Nasuni‘s cloud-native global file system, UniFS, unifies the capabilities of enterprise NAS, backup solutions, and DR infrastructure. It uses object storage as the backing store. It uses caching appliances (physical or virtual) to provide secure file-based access to an enterprise’s global file repository at local network speeds.

CTERA is another cloud-native solution that provides a global file system and caching at the edge. Its focus is on transitioning file workloads to cloud without sacrificing security, performance, and control.

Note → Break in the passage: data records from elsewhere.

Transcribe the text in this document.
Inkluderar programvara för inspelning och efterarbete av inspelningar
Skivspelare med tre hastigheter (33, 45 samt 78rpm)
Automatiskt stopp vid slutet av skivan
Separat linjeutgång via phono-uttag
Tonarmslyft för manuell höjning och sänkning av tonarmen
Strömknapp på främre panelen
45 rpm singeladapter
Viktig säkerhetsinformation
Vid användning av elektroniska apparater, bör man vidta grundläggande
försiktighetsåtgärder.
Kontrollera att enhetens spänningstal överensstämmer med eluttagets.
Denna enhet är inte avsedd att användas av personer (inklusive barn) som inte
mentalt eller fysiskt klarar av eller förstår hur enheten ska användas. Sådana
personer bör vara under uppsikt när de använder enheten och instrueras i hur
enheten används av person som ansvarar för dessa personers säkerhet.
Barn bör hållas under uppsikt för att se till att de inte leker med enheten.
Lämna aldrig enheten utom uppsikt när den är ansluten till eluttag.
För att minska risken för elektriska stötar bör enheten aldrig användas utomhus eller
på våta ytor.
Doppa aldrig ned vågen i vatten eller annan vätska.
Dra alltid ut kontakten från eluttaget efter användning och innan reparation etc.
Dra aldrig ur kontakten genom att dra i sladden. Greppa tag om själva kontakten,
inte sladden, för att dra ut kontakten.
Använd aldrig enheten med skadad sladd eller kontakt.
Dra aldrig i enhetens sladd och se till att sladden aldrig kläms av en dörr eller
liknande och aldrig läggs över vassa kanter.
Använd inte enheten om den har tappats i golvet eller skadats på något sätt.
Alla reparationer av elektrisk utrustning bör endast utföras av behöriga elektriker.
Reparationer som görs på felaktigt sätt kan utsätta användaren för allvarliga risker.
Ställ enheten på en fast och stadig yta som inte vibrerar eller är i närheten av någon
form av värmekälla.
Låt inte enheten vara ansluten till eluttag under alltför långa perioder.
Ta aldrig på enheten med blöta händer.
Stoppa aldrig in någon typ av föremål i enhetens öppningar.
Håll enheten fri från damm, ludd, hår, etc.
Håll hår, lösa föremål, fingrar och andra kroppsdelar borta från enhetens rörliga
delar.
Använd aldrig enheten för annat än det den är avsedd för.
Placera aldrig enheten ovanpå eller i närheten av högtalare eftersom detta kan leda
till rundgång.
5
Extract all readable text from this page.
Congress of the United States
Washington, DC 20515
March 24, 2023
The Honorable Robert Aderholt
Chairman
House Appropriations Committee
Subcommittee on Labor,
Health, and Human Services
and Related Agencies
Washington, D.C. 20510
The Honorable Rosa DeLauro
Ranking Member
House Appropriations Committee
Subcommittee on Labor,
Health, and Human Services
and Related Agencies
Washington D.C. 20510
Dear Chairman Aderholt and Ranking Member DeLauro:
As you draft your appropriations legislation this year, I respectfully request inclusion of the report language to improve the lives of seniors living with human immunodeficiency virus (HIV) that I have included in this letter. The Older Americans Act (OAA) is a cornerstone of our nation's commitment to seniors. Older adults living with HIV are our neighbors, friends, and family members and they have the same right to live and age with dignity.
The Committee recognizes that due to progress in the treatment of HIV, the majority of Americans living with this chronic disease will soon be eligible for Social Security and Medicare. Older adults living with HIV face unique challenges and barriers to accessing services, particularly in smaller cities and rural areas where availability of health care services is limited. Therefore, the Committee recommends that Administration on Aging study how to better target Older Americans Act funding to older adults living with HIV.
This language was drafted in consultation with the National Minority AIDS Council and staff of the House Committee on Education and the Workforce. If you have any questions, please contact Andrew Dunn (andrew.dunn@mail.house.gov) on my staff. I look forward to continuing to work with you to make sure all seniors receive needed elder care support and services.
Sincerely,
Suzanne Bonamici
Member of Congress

NetApp recognized that enterprise requirements were changing. To meet these emerging requirements, it introduced the data fabric. Ironically, it is pivoting to become a hybrid and multi-cloud data management services company rather than a seller of networked storage appliances. It recently acquired Talon FAST and now markets the solution as the NetApp Global File Cache. This product layers the Talon FAST environment on top of an existing NetApp cloud service (Azure NetApp Files, Cloud Volumes ONTAP, Cloud Volumes Service). The firm deploys its solution as caching software installed on physical Windows servers or Windows Server VMs at edge locations. Real-time central file locking is provided through a single ONTAP instance in the cloud.

Dell EMC Isilon has a huge installed base in the enterprise. Dell EMC’s approach to Isilon hybrid cloud is to place Isilon hardware in colocation facilities near the major public cloud facilities and manage the Isilon clusters for its customers. Isilon can also tier cold data to the cloud via CloudPools, an extension of its SmartPools data tiering framework.

Existing HPC solution providers are entering into the enterprise marketplace now. For example, DDN acquired Tintri and Intelliflash. In doing so, it gained storage analytics and proactive support capabilities that enterprises expect from their infrastructure providers. It will likely integrate these capabilities with their HPC products, much as HPE did with the InfoSight technology it acquired with Nimble Storage.

Understanding your requirements is foundational
Enterprises are embracing digital transformation. Many digital transformation initiatives are pushing enterprises to consider new file service infrastructures to create new value and carry them into the future. If the Covid-19 pandemic has taught us anything, it is that we do not know what the future will require of us.

Nevertheless, we must act in the present in the face of uncertainty. Speed matters. So does flexibility and optionality. If the legacy filer solution meets your needs, then the fastest path may be a hybrid-cloud implementation with the current provider. If individual file sizes exceed 16TB, then you will certainly need to look at new solutions architected for the cloud such as Nasuni and Qumulo. If your challenge is providing fast access and file-based collaboration to distributed locations, then a global file system with caching at edge locations may be the best fit. Depending on overall capacity requirements and the number of locations you must support, your short list may include CTERA, Nasuni, Panzura, Qumulo, or NetApp Ontap and its Global File Cache.